The variables selected are those with non-zero coefficients. You can try varying the \(\lambda\) parameter in coef() to see how it changes the variables that are selected along with their coefficients.

8.3.2 Cross-validation of LASSO regression

It is important to remember that \(\lambda\) is a parameter that we need to choose before building a LASSO regression model. The glmnet() function builds many different regression models by varying \(\lambda\) (in our case, the variable lasso is storing the results of 78 different regression models).

Of course, usually we want to identify one good model, and the output doesn’t tell us anything about what value of \(\lambda\) we should use. So how do we select the “best” value of \(\lambda\) in the first place?

The standard approach to picking \(\lambda\) is cross-validation. Recall that the main idea behind cross-validation is as follows:

  1. Pick a value of \(\lambda\),
  2. Randomly split the dataset into 10 different segments called folds,
  3. Build the LASSO regression model using data from 9 folds, and measure its prediction error on the 10th fold that was “left out” from the model building phase,
  4. Repeat by rotating through all 10 folds, and then calculate the average prediction error over the 10 folds. This produces a single number – the cross-validation error – which we can interpret as a measure of model performance (under the value of \(\lambda\) that we have selected).
  5. Repeat steps 1 through 4 for many different values of \(\lambda\), and pick the value that achieves the desired balance between predictive performance and model complexity (discussed more below).

Luckily, the glmnet package comes with a built-in function for cross validation, so we can perform the above steps in a single line!

cv.lasso <- cv.glmnet(x,y, type.measure="mae")

Next, we can use plot() to visualize the cross-validation errors:

plot(cv.lasso)

The horizontal axis of the plot shows different values of \(\lambda\) (by default, this is given in terms of \(log(\lambda)\) instead of \(\lambda\), which just makes the results easier to visualize). The vertical axis reports the associated cross-validation error. Across the top of the plot, we can also see the number of variables that are selected at each value of \(\lambda\).

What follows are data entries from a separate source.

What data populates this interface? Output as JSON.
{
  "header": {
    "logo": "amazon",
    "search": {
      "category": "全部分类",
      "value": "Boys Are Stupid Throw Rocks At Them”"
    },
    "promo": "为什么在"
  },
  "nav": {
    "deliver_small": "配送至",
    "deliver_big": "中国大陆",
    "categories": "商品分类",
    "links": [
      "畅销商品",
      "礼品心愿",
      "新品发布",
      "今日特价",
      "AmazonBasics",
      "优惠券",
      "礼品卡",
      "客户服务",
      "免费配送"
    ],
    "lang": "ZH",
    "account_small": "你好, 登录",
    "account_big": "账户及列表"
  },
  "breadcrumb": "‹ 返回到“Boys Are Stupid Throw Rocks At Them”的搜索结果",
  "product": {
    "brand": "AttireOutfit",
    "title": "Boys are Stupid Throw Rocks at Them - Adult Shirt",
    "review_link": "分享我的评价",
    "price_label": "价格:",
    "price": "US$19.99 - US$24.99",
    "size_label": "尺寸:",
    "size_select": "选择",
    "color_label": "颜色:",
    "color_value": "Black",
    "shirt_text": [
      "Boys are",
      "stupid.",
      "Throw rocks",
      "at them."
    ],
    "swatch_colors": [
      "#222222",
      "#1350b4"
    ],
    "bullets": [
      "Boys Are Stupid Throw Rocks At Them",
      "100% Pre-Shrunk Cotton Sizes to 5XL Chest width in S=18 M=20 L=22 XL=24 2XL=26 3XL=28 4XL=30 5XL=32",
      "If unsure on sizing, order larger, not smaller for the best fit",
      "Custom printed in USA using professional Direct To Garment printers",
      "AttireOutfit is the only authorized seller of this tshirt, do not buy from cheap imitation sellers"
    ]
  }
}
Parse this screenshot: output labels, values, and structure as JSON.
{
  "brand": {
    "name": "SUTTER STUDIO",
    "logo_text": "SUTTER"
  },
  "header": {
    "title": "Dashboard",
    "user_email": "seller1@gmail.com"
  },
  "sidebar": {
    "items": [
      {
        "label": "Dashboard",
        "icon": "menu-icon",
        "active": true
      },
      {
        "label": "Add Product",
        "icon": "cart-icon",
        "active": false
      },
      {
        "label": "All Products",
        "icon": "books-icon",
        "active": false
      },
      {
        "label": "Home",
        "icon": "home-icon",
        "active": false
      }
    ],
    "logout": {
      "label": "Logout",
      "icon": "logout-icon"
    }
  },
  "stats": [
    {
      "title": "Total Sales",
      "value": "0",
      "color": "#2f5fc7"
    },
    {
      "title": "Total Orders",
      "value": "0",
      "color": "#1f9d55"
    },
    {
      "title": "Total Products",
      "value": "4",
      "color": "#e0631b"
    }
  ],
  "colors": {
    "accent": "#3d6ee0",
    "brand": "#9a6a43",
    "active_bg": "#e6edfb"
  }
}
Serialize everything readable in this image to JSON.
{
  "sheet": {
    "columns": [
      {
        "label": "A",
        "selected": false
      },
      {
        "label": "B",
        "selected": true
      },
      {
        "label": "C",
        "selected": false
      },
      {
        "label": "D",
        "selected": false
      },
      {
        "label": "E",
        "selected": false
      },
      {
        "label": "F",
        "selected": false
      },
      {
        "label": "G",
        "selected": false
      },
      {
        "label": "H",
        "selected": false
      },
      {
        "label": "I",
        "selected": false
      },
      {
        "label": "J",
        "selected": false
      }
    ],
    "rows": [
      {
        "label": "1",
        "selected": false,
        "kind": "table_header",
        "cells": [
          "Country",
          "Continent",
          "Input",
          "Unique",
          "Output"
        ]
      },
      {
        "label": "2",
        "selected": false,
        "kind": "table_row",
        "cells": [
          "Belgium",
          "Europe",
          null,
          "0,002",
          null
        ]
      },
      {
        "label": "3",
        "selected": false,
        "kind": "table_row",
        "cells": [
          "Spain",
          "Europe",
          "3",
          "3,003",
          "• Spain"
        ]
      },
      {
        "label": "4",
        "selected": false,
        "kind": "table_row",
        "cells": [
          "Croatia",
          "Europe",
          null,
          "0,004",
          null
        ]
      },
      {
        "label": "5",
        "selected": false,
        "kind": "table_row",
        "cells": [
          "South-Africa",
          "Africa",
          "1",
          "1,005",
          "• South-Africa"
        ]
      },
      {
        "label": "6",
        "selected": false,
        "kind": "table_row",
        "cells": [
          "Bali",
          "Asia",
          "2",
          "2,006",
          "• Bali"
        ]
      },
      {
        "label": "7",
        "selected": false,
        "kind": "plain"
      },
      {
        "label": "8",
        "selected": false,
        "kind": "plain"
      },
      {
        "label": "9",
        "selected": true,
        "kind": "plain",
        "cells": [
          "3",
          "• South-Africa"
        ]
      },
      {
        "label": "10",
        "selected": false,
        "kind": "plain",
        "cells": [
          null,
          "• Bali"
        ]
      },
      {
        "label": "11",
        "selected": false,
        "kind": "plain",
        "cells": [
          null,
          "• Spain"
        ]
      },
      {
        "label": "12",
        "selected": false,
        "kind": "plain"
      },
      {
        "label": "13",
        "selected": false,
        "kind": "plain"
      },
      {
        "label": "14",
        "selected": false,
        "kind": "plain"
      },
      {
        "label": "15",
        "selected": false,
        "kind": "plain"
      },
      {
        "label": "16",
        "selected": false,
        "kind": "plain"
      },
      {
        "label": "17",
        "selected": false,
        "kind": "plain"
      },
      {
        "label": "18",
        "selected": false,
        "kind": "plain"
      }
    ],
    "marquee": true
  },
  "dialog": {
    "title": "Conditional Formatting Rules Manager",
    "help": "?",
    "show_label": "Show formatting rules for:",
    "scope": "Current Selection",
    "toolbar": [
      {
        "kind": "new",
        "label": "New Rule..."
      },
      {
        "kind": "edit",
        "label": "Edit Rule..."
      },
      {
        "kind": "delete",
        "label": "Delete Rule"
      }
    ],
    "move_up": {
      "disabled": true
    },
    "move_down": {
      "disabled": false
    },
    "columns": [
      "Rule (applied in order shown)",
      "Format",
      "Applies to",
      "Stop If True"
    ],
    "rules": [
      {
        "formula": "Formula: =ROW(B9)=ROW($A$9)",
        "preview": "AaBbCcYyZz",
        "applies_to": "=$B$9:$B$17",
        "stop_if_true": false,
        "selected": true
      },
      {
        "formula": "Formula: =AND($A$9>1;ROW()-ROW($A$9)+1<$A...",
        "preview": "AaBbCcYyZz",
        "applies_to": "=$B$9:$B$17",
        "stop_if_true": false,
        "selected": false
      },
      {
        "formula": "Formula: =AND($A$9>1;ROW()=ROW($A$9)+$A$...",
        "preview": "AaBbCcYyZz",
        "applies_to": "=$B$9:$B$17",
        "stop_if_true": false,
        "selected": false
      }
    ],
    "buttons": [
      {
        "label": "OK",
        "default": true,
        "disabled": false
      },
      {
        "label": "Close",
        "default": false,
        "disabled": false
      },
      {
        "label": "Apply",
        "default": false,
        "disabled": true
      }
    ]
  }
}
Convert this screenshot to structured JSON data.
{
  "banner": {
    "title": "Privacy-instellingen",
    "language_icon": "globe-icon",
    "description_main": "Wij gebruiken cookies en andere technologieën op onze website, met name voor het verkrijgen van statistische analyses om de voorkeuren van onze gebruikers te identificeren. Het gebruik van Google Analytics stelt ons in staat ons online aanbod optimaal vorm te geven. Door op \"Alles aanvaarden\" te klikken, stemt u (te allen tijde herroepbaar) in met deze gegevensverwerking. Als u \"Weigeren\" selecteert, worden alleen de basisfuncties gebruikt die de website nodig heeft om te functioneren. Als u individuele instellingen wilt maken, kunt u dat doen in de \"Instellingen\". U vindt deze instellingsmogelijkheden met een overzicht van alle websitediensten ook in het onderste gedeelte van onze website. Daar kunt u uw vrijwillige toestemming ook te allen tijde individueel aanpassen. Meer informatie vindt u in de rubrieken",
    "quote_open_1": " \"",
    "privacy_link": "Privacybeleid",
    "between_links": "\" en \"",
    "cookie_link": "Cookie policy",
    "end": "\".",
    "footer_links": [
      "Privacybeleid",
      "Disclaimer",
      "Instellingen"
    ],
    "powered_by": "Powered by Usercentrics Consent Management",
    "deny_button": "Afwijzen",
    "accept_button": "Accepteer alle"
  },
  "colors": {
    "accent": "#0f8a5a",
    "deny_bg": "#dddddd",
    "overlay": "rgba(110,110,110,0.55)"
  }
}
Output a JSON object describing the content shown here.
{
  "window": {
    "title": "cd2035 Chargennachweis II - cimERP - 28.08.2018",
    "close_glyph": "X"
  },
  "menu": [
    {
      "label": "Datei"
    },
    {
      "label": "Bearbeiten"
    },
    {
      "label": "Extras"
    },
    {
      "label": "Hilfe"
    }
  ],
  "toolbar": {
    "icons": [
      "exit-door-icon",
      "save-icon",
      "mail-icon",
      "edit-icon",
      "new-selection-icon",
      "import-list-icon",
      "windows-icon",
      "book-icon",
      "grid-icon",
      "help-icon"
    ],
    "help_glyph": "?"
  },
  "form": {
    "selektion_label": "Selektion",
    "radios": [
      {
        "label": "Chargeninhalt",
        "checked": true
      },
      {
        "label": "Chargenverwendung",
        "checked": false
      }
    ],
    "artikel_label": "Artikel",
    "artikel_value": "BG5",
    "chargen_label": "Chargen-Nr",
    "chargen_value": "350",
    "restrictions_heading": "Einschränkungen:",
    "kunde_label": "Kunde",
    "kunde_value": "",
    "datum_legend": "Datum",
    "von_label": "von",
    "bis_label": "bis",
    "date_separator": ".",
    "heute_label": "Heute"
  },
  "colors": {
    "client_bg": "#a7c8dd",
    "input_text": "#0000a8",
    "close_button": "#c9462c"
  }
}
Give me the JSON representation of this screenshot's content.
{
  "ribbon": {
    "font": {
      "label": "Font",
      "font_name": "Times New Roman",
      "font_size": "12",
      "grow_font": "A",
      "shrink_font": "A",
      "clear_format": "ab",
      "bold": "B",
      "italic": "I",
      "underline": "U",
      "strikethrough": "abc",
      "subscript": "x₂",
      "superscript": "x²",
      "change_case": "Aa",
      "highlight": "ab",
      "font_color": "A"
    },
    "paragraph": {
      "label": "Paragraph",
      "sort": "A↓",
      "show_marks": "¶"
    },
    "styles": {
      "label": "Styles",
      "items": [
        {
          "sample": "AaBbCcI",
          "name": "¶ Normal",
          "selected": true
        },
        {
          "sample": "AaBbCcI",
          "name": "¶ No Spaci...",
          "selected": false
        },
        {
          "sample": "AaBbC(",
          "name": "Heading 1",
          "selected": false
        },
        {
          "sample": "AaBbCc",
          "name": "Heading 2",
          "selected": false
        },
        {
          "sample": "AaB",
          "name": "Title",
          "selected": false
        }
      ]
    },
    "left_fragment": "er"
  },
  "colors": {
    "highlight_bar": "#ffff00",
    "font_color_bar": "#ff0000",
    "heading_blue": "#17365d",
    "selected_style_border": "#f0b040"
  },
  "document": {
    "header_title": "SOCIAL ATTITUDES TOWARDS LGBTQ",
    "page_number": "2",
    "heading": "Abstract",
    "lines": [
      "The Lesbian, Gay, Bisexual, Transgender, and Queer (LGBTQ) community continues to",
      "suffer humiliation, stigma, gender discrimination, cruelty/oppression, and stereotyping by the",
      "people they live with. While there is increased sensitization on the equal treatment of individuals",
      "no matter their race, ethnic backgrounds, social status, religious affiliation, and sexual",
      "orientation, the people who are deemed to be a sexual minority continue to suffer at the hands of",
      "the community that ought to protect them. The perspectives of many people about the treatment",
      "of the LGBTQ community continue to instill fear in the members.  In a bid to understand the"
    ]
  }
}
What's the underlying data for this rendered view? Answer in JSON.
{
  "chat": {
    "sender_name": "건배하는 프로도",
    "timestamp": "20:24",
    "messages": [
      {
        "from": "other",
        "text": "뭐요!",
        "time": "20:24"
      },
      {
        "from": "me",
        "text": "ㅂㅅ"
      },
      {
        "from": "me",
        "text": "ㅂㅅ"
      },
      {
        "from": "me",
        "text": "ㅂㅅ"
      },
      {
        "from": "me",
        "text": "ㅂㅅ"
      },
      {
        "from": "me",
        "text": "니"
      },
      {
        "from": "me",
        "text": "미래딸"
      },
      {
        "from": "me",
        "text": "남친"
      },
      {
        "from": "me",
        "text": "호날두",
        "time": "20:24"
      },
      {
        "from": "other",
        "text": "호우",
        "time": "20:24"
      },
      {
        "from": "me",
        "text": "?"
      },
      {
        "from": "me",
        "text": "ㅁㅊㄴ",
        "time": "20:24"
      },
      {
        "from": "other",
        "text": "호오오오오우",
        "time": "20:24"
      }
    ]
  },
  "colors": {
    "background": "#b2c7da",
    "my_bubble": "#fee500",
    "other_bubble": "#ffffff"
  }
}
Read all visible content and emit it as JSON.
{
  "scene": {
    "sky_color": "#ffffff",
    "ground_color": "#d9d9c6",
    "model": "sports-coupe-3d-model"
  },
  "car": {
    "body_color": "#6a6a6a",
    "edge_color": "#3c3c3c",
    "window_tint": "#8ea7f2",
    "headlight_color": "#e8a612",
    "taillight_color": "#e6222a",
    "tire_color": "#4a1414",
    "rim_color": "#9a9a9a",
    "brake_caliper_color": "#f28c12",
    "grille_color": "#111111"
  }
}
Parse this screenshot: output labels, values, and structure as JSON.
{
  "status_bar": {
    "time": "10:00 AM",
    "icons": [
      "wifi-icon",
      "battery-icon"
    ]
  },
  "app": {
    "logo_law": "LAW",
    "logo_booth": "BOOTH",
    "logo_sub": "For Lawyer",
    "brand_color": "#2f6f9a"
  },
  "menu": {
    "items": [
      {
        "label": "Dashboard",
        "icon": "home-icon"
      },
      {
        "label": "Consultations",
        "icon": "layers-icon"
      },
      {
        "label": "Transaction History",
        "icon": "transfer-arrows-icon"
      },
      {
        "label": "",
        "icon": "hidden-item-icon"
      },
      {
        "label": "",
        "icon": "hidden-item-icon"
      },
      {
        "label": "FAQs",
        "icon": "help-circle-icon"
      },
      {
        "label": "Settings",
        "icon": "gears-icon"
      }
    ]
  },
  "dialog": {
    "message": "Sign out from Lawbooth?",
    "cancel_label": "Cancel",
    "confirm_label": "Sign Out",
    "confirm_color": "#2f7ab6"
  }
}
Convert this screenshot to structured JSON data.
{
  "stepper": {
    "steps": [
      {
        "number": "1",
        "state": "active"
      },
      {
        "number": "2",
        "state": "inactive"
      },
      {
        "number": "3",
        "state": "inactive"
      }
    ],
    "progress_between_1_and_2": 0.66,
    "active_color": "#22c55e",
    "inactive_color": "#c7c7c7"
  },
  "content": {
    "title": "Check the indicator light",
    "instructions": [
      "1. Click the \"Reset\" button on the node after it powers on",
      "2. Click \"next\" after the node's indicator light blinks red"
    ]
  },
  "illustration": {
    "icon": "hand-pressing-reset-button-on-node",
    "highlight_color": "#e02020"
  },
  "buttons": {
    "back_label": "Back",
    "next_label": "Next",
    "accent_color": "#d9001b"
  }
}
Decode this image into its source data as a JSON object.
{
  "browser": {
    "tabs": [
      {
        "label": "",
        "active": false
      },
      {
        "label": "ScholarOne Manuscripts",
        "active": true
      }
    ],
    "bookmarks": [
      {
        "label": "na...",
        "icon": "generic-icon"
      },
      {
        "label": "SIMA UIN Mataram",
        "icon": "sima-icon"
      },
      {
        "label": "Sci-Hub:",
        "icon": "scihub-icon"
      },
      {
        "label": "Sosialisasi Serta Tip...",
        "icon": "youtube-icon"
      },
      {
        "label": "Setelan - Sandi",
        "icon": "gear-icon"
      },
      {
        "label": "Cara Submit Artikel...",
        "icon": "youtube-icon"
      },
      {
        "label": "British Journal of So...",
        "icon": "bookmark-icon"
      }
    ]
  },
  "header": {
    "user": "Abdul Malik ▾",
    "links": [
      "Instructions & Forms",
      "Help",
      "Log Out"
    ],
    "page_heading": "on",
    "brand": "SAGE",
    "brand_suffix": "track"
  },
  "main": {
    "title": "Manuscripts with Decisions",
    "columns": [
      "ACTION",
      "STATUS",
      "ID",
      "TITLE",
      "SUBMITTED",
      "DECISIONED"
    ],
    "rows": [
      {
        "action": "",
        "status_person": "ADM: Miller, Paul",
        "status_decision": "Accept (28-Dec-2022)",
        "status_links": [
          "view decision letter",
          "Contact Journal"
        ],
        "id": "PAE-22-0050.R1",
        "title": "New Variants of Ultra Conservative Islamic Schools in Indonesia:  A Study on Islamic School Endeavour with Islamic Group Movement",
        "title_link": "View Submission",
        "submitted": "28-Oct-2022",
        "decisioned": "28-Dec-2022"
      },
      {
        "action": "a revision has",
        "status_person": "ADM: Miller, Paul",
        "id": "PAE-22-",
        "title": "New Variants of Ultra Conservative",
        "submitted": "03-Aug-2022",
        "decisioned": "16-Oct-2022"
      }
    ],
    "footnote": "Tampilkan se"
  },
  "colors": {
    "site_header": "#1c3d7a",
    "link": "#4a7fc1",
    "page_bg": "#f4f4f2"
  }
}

The dashed line on the left indicates the value of \(\lambda\) that achieves the minimum cross-validation error, which is what we would usually choose as our “final” model.

To print the values of \(\lambda\) corresponding to the minimum cross-validation error, we write

print(cv.lasso)
## 
## Call:  cv.glmnet(x = x, y = y, type.measure = "mae") 
## 
## Measure: Mean Absolute Error 
## 
##     Lambda Index Measure    SE Nonzero
## min  4.749    23   28.13 5.133      10
## 1se 12.040    13   32.93 5.209       4

The table above shows that the cross-validation error is minimized at a value of \(\lambda = 4.7\), which produces a mean absolute error of $28 and selects 10 variables. A general rule of thumb is to select the value of \(\lambda\) that minimizes the error, but ultimately, the decision of which value of \(\lambda\) to use for the final model depends on your preference for how to balance model complexity and prediction error.

Forward selection, backward elimination, and LASSO regression are three common approaches to variable selection. An advantage of forward selection and backward elimination is that they do not require choosing a value of \(\lambda\) through cross-validation, which LASSO does. An advantage of LASSO is that it can be computationally much faster than stepwise regression when there are a large number of variables to choose from.

Regardless of which approach we use, it is important to remember there is no “one-size-fits-all” approach to variable selection. These methods should be used as helpful guides only, and we should always aim to incorporate background knowledge and domain expertise into the variable selection process wherever possible.